Note that option --weights
has precedence over --noise
and --gain
, the
two latter options are ignored if --weights
is specified. In neither
--noise
, nor --gain
, nor --weights
are specified, a simple least-squares
norm is used for the data agreement term.
Invalid data and avoiding border artifacts
One of the important feature of tipideconv
is to properly take into account
missing or invalid data. This however necessitates to properly specify where
are the invalid measurements.
In the input data, all non-finite values are assumed to be invalid and will not
be considered by the processing. Furthermore, if weights are specified (via
the --weights
option), any piece of data whose corresponding weight is zero
is also not considered.
This behavior can be combined with the option --invalid FILENAME
to specify
the name of a data file with the same dimensions as the input data and whose
values are non-zero where the data should be discarded.
To avoid aliasing and the resulting border artifacts, tipideconv
is capable
of restoring an image which is larger than the original data. Option --pad
can be used to control the amount of padding, its value can be auto
(to avoid
aliasing almost completely), min
to work with the minimal possible size, or a
number n
to pad by at least n
elements along all dimensions. In addition
to this padding, the dimensions may be enlarged to achieve faster operations
(because of the FFT). Option --crop
can be specified to remove the extra
padding in the saved solution.
Bound constraints
Options --min LOWER
and --max UPPER
may be used to specify a lower and an
upper bounds for the result. For instance, --min 0
would enforce
nonnegativity of the result. Note that when any bound is specified, the
optimization method is automatically set to be a variant of the limited memory
BGFS method with bound constraints.
Tuning the optimizer
A limited memory optimizer is in charge of solving the inverse problem. The
number of memorized steps can be specified with option --lbfgs NUMBER
. If
NUMBER
is less or equal zero and if there are no bound constraints on the
variables, then a non-linear conjugate gradient algorithm is used; otherwise, a
limited memory quasi-Newton method (similar to L-BFGS) is used. The number of
memorized steps has only an incidence on the computation time, a moderate
number of memorized steps is usually a good compromise to achieve the least
number of iterations while keeping each iteration not too expensive to compute
and the amount of memory reasonable. For very large problems, you may have to
take NUMBER = 1
or NUMBER = 0
to keep the memory requirements as low as
possible. You may also tune the parameters of the java
command to allocate
more memory to the Java virtual machine (in the limits of your machine memory of
course).
Another way to limit the amount of memory (and to speedup the computations) is
to force the algorithm to use single precision floating point values by
specifying option --single
. By default, single precision is used if all
inputs files use integers or single precision floating point values.
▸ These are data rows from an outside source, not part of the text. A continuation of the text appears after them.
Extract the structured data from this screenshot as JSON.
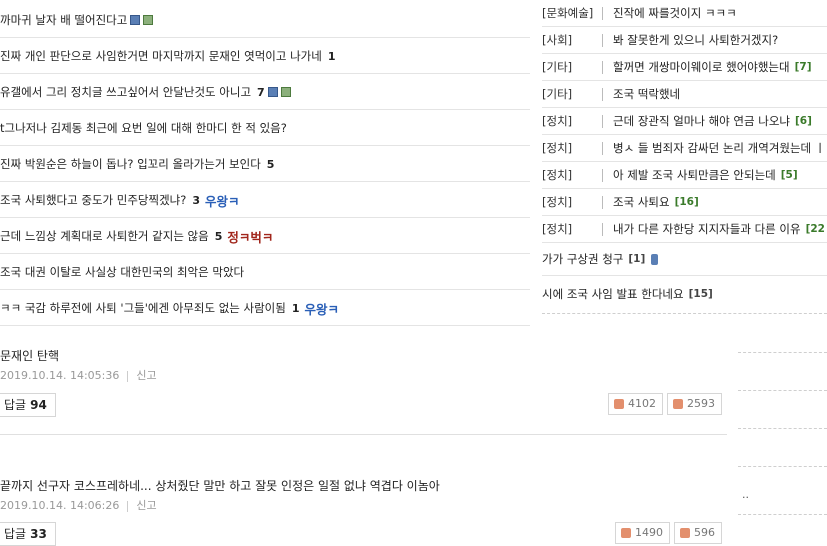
{
  "left_posts": [
    {
      "text": "까마귀 날자 배 떨어진다고",
      "count": "",
      "nick": "",
      "icons": [
        "save",
        "img"
      ]
    },
    {
      "text": "진짜 개인 판단으로 사임한거면 마지막까지 문재인 엿먹이고 나가네",
      "count": "1",
      "nick": "",
      "icons": []
    },
    {
      "text": "유갤에서 그리 정치글 쓰고싶어서 안달난것도 아니고",
      "count": "7",
      "nick": "",
      "icons": [
        "save",
        "img"
      ]
    },
    {
      "text": "t그나저나 김제동 최근에 요번 일에 대해 한마디 한 적 있음?",
      "count": "",
      "nick": "",
      "icons": []
    },
    {
      "text": "진짜 박원순은 하늘이 돕나? 입꼬리 올라가는거 보인다",
      "count": "5",
      "nick": "",
      "icons": []
    },
    {
      "text": "조국 사퇴했다고 중도가 민주당찍겠냐?",
      "count": "3",
      "nick": "우왕ㅋ",
      "nick_color": "blue",
      "icons": []
    },
    {
      "text": "근데 느낌상 계획대로 사퇴한거 같지는 않음",
      "count": "5",
      "nick": "정ㅋ벅ㅋ",
      "nick_color": "red",
      "icons": []
    },
    {
      "text": "조국 대권 이탈로 사실상 대한민국의 최악은 막았다",
      "count": "",
      "nick": "",
      "icons": []
    },
    {
      "text": "ㅋㅋ 국감 하루전에 사퇴 '그들'에겐 아무죄도 없는 사람이됨",
      "count": "1",
      "nick": "우왕ㅋ",
      "nick_color": "blue",
      "icons": []
    }
  ],
  "right_posts": [
    {
      "category": "[문화예술]",
      "title": "진작에 짜를것이지 ㅋㅋㅋ",
      "count": ""
    },
    {
      "category": "[사회]",
      "title": "봐 잘못한게 있으니 사퇴한거겠지?",
      "count": ""
    },
    {
      "category": "[기타]",
      "title": "할꺼면 개쌍마이웨이로 했어야했는대",
      "count": "[7]"
    },
    {
      "category": "[기타]",
      "title": "조국 떡락했네",
      "count": ""
    },
    {
      "category": "[정치]",
      "title": "근데 장관직 얼마나 해야 연금 나오냐",
      "count": "[6]"
    },
    {
      "category": "[정치]",
      "title": "병ㅅ 들 범죄자 감싸던 논리 개역겨웠는데 ㅣ",
      "count": ""
    },
    {
      "category": "[정치]",
      "title": "아 제발 조국 사퇴만큼은 안되는데",
      "count": "[5]"
    },
    {
      "category": "[정치]",
      "title": "조국 사퇴요",
      "count": "[16]"
    },
    {
      "category": "[정치]",
      "title": "내가 다른 자한당 지지자들과 다른 이유",
      "count": "[22"
    }
  ],
  "right_extra": [
    {
      "title": "가가 구상권 청구",
      "count": "[1]"
    },
    {
      "title": "시에 조국 사임 발표 한다네요",
      "count": "[15]"
    }
  ],
  "right_dots": "..",
  "comments": [
    {
      "text": "문재인 탄핵",
      "datetime": "2019.10.14. 14:05:36",
      "report": "신고",
      "reply_label": "답글",
      "reply_count": "94",
      "up": "4102",
      "down": "2593"
    },
    {
      "text": "끝까지 선구자 코스프레하네... 상처줬단 말만 하고 잘못 인정은 일절 없냐 역겹다 이놈아",
      "datetime": "2019.10.14. 14:06:26",
      "report": "신고",
      "reply_label": "답글",
      "reply_count": "33",
      "up": "1490",
      "down": "596"
    }
  ]
}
The convergence criterion is based on the Euclidean norm of the gradient of the objective function (or on the infinite norm of the gradient if there are bound constraints). The convergence of the algorithm is assumed as soon as:
∥∇f(x)∥ ≤ max( gatol, grtol⋅∥∇f(x0)∥ )
where x0
is the initial solution and gatol
and
grtol
are the absolute and relative gradient tolerances. Both can be
specified by the options --gatol VALUE
and --grtol VALUE
.
It is possible to limit the number of iterations of the algorithm and/or the
number of evaluations of the cost function respectively via the options
--maxiter NUMBER
and --maxeval NUMBER
. Note that at least one function
(and gradient) evaluation per iteration is required.